Les paradoxes de la crise
Avis de turbulences dans le secteur du bricolage. Après une mauvaise année 2008 (- 3,5 % en moyenne), marquée par un fort ralentissement au deuxième semestre, cette année s’annonce plutôt périlleuse elle aussi. Conséquence d’un changement de priorités. En période de crise, le consommateur ne supprime pas son budget « loisirs » au profit d’autres postes. Plutôt, il procède à des arbitrages au sein de ce budget. Et les vacances deviennent la priorité numéro un, celle au nom de laquelle on limitera toutes les dépenses considérées comme non essentielles, dont le bricolage. C’est en tout cas l’avis des distributeurs. Ces derniers se plaignent de l’« irrationalité » des consommateurs, or cet arbitrage n’est pas dénué de fondement : les vacances permettent d’oublier la grisaille, le train-train quotidien, le marasme économique. Le reste de l’argent disponible sert à rembourser des prêts ou à se constituer une épargne. Quitte à différer de quelque temps les travaux dans l’habitat. Si l’on en croit les magasins de bricolage, tant que la crise sera là, les clients vont donc hésiter à ouvrir leur porte-monnaie. Du coup, les distributeurs sont au pied du mur, forcés de maximiser leurs efforts pour attirer le client, et limiter les dégâts en 2009. Lorsque l’on interroge les enseignes françaises, il semble que celles-ci aient bien cerné la problématique. Dans un marché structurellement en croissance mais provisoirement en baisse, comment retenir le client, et préparer la reprise ?
Craintes sur la loi LME
Du côté des industriels, le ton est nettement plus optimiste. « Le marché devrait bien résister à la récession », pronostique Gilles Caille, président de la fédération Unibal, pour qui « la maison est toujours un refuge en cas de tempête ». Sa confiance est paradoxalement renforcée par l’envolée du chômage : « Plus de chômage signifie plus de temps libre et plus de travaux à faire soi-même ». D’autant que le bricolage est un loisir à la fois utile et peu onéreux. Selon Unibal, si le secteur du bricolage venait à plonger, ce serait le signe non pas d’une récession, mais d’une véritable dépression économique. Nous n’en sommes pas là. En réalité, c’est une autre question qui préoccupe davantage les industriels : la LME. Un accord dérogatoire concernant les délais de paiement dans le secteur a été signé il y a quelques semaines, et doit être validé par le gouvernement courant mars. Il prévoit une entrée en vigueur progressive de cette loi, d’ici à 2012, date à laquelle les fournisseurs devront être payés sous 60 jours. Mais tout n’est pas réglé pour autant. Cette réforme, qui arrive en pleine récession, pourrait bien entraîner la chute des points de vente qui ne s’adaptent pas à la nouvelle donne.
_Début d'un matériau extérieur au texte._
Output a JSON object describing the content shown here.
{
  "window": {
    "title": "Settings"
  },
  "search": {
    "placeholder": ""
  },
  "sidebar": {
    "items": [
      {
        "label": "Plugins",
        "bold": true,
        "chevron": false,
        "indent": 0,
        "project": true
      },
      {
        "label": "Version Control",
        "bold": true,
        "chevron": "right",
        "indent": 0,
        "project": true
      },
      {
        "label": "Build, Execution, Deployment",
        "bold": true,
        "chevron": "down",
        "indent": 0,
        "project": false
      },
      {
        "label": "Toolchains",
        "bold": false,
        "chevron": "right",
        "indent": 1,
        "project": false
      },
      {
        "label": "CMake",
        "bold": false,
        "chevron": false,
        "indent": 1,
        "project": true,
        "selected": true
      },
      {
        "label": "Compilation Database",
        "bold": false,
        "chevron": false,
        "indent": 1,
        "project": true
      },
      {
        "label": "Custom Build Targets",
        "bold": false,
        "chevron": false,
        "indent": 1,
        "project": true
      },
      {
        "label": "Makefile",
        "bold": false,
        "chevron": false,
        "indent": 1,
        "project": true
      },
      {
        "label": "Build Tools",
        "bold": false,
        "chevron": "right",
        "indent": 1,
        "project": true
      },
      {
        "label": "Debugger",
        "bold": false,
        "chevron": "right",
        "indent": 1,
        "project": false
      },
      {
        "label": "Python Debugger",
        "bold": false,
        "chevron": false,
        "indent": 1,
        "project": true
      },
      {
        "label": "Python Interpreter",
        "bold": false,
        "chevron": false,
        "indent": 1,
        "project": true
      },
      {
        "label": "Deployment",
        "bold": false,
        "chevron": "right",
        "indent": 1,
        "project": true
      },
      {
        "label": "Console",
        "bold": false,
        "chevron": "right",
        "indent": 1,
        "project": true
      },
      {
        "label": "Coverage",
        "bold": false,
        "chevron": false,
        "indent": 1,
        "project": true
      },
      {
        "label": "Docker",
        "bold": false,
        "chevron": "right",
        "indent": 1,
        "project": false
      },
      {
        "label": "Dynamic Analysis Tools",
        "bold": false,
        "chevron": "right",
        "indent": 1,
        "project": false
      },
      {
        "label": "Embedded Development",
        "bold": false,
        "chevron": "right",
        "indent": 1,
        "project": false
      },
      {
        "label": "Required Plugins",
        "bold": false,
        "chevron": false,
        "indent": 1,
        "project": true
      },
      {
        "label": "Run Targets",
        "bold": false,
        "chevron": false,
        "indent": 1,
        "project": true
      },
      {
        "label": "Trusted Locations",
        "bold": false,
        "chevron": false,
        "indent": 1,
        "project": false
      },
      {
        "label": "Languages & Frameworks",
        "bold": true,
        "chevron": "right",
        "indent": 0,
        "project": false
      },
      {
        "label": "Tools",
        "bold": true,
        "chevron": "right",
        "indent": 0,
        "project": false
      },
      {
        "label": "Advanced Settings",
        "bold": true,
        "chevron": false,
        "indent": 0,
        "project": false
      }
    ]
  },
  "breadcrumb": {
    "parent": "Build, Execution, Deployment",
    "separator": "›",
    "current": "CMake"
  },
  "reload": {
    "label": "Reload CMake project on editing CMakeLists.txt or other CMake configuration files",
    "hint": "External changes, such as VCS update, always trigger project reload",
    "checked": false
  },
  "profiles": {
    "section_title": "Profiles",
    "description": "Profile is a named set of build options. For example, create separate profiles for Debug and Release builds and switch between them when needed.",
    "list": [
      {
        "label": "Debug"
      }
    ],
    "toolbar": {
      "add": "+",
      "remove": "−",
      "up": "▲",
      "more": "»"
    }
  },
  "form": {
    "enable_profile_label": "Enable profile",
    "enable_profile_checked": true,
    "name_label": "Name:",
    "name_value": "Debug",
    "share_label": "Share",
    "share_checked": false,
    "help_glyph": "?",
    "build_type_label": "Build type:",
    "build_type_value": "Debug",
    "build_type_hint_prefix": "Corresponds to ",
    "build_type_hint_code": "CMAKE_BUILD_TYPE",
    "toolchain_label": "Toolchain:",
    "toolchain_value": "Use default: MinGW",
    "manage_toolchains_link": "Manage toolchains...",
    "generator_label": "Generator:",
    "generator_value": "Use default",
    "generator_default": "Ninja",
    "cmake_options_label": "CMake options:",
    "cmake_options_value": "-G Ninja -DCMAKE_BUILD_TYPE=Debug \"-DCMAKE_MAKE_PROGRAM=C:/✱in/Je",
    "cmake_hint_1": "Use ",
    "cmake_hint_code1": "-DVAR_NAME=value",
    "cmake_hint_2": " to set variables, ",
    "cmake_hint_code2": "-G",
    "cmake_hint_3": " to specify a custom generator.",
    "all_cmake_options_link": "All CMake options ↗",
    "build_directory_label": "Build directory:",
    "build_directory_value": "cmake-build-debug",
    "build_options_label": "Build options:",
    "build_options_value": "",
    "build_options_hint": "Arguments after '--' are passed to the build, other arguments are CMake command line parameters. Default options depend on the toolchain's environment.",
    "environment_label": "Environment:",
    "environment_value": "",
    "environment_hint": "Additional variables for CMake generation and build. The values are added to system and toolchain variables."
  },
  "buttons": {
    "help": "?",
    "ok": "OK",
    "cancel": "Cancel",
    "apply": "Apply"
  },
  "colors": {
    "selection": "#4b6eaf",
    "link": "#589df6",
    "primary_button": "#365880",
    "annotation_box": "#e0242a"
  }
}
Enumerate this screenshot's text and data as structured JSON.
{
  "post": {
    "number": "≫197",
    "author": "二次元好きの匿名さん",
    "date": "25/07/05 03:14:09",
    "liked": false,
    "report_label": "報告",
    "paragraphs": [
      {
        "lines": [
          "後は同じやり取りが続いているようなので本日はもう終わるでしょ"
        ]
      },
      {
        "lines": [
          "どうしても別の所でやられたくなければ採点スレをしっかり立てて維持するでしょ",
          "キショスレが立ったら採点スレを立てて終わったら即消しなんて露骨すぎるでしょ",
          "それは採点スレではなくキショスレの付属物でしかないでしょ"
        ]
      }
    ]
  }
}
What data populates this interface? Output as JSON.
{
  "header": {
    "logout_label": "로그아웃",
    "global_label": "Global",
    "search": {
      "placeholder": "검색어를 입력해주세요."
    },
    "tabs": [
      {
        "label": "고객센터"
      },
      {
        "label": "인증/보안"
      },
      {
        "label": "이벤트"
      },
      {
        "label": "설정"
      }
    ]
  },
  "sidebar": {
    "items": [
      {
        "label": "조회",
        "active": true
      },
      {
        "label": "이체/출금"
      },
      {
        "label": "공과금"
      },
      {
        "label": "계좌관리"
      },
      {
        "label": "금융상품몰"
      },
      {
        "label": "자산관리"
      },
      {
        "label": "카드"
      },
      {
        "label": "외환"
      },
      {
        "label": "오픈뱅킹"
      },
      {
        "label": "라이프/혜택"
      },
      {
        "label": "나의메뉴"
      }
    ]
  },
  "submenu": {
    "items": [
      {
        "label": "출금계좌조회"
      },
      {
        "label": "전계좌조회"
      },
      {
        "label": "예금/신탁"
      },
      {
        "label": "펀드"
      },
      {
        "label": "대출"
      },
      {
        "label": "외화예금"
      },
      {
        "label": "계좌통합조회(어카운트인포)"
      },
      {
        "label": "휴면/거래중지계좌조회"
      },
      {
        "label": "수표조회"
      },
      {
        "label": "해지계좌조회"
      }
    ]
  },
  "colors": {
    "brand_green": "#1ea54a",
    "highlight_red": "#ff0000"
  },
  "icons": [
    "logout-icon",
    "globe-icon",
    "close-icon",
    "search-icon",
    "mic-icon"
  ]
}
Elle pousse les magasins à réduire leurs stocks par tous les moyens possibles, ce qui produit des ruptures. Selon Unibal, cette réduction des stocks – il est vrai très importants dans ce secteur – n’est qu’un outil parmi d’autres. « A long terme, les distributeurs doivent chercher à rationaliser leur chaîne logistique et leur politique d’assortiment », estime Gilles Caille. En distinguant notamment les produits prioritaires – les plus vendus – de ceux qui ne le sont pas. Une évolution qualifiée d’« inéluctable » par Unibal, et qui devrait entraîner une consolidation des fournisseurs dans les années à venir.
Crispations sur les prix
Autre question qui préoccupe les fournisseurs : celle des prix. Selon Unibal, les industriels du secteur souhaitent augmenter leurs prix en 2009, afin de « maintenir leurs capacités d’investissement et de recherche et développement ». Or, il semble que la majorité des distributeurs ne veuille pas en entendre parler. Nombre d’entre eux songeraient même à baisser leurs prix – crise du pouvoir d’achat oblige –, quitte à diminuer leurs marges.
« Depuis un certain temps, les distributeurs refusent les hausses, ou bien les décalent au maximum », déplore Gilles Caille. A la Fédération professionnelle des magasins de bricolage (FMB), on se défend de toute position dogmatique sur la question. Selon Claire Beauvais, secrétaire générale de la fédération, les divergences sont apparues il y a un an et demi, lors de l’envolée du prix des matières premières. Sans contester cette réalité, la FMB explique cependant que tous les distributeurs subissent une forte pression des pouvoirs publics en ce qui concerne l’évolution des prix. Pression qui vient s’ajouter à la récession en cours et à la concurrence accrue entre les enseignes. Autant d’éléments qui empêcheraient les distributeurs de relever leurs tarifs comme le souhaitent leurs fournisseurs. Une chose est sûre : cette divergence autour des prix restera d’actualité tout au long de l’année 2009. Les relations entre industriels et distributeurs devraient donc rester tendues.